Un’estate per diventare grandi


Giorgia Rita Scardina

Istituto mario rapisardi - Licodia

Nome Scuola

Istituto mario rapisardi

Città Scuola

Licodia

C’è qualcosa in “Il corpo” che ti rimane incollato addosso anche quando chiudi il libro. Non per paura, non per suspense, ma per quella sensazione difficile da spiegare, come una nostalgia di qualcosa che non hai vissuto ma che senti di conoscere.

Stephen King lo ha scritto nel 1982, ma la storia è ambientata vent’anni prima, nel 1960. Quattro ragazzi – Gordie, Chris, Teddy e Vern – decidono di partire a piedi per cercare il cadavere di un loro coetaneo scomparso. Detta così sembra una trama da film horror o da romanzo d’avventura, ma in realtà è solo il punto di partenza per un viaggio molto più intimo, quello che ognuno fa, in un modo o nell’altro, quando smette di essere un bambino. Gordie è il narratore. Lo conosciamo sia a dodici anni che da adulto, quando ormai è uno scrittore affermato, ma con addosso ancora quella malinconia che si porta dietro chi ha perso qualcosa per strada. Non tanto una persona, quanto una parte di sé. Quello che più ho apprezzato di questo romanzo è che non cerca di stupire. Non ci sono colpi di scena, né finali a effetto. Tutto si gioca nei dettagli: uno sguardo, una frase sussurrata davanti a un fuoco acceso, il silenzio tra due battute. Chris, tra tutti, è il personaggio che mi ha lasciato il segno. È uno di quelli che il mondo etichetta subito: famiglia sbagliata, fratelli delinquenti, destino segnato. Ma lui no, lui è diverso. E lo dimostra nel modo in cui parla, nel modo in cui capisce Gordie, in quel suo continuo cercare un riscatto che nessuno gli vuole dare. La frase che dice a Gordie – “Hai qualcosa dentro di te, qualcosa di forte. E il mondo farà di tutto per spegnerlo” – mi ha colpita al punto che ho dovuto fermarmi a pensare. Perché è vero. E non vale solo per i personaggi dei libri. Lo stile di King qui è semplice, diretto, mai forzato. Non scrive per impressionare, ma per far sentire. È come se parlasse a bassa voce, ma ogni parola pesa. Il linguaggio è crudo, a volte sboccato, ma perfetto per rendere autentica l’età e l’epoca dei protagonisti. Sembra di camminare accanto a loro, di sentire il caldo, le zanzare, la paura. E soprattutto quel senso che tutto stia cambiando, anche se ancora non si sa bene come.

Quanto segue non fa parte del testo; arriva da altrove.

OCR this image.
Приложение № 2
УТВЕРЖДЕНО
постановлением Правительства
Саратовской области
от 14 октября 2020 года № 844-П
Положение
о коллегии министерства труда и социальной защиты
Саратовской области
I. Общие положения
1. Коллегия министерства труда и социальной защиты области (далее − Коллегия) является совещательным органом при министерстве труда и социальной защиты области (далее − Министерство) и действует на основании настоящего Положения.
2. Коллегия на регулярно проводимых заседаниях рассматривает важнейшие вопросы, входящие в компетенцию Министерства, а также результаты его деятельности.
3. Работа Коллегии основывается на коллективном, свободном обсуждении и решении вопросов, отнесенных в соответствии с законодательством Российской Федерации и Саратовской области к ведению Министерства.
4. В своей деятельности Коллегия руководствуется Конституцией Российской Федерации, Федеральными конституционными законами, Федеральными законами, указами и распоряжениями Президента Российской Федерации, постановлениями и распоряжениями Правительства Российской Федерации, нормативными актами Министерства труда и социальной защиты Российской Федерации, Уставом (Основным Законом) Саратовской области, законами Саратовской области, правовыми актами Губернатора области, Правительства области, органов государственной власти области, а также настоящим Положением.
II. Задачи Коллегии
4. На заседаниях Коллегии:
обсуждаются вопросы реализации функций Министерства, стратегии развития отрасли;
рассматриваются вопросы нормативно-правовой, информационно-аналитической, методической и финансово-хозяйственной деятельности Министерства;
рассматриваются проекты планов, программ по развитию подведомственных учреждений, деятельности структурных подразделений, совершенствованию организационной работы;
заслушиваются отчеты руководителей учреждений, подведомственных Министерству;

Una delle scene che più mi ha toccata è quella in cui Chris si apre davvero con Gordie. Nessun effetto speciale, nessun grande gesto. Solo due ragazzi che si raccontano a metà, perché dire tutto sarebbe troppo. In quel momento ho sentito qualcosa spezzarsi, in modo silenzioso ma definitivo. È lì che capisci che non torneranno più quelli di prima. E neanche tu, lettore, torni più lo stesso. “Andavamo a cercare un cadavere, ma trovammo molto di più.” È la frase che racchiude l’intero senso del romanzo. Il corpo che cercano non è solo quello di Ray Brower, è anche il loro: il corpo dell’infanzia che stanno lasciando andare, senza nemmeno accorgersene. E poi c’è quella frase che arriva alla fine e che ti stringe il cuore: “Non ho mai avuto amici come quelli che avevo a dodici anni. Dio, ma chi li ha?”: lì capisci che questo libro non parla solo di loro. Parla anche di te. Di me. Di tutti. Consiglio Il corpo a chiunque voglia leggere qualcosa che non sia solo una bella storia, ma un viaggio nella parte più fragile e vera di noi stessi.

È un romanzo che non urla, ma sussurra. E certe voci, si sa, fanno molto più rumore.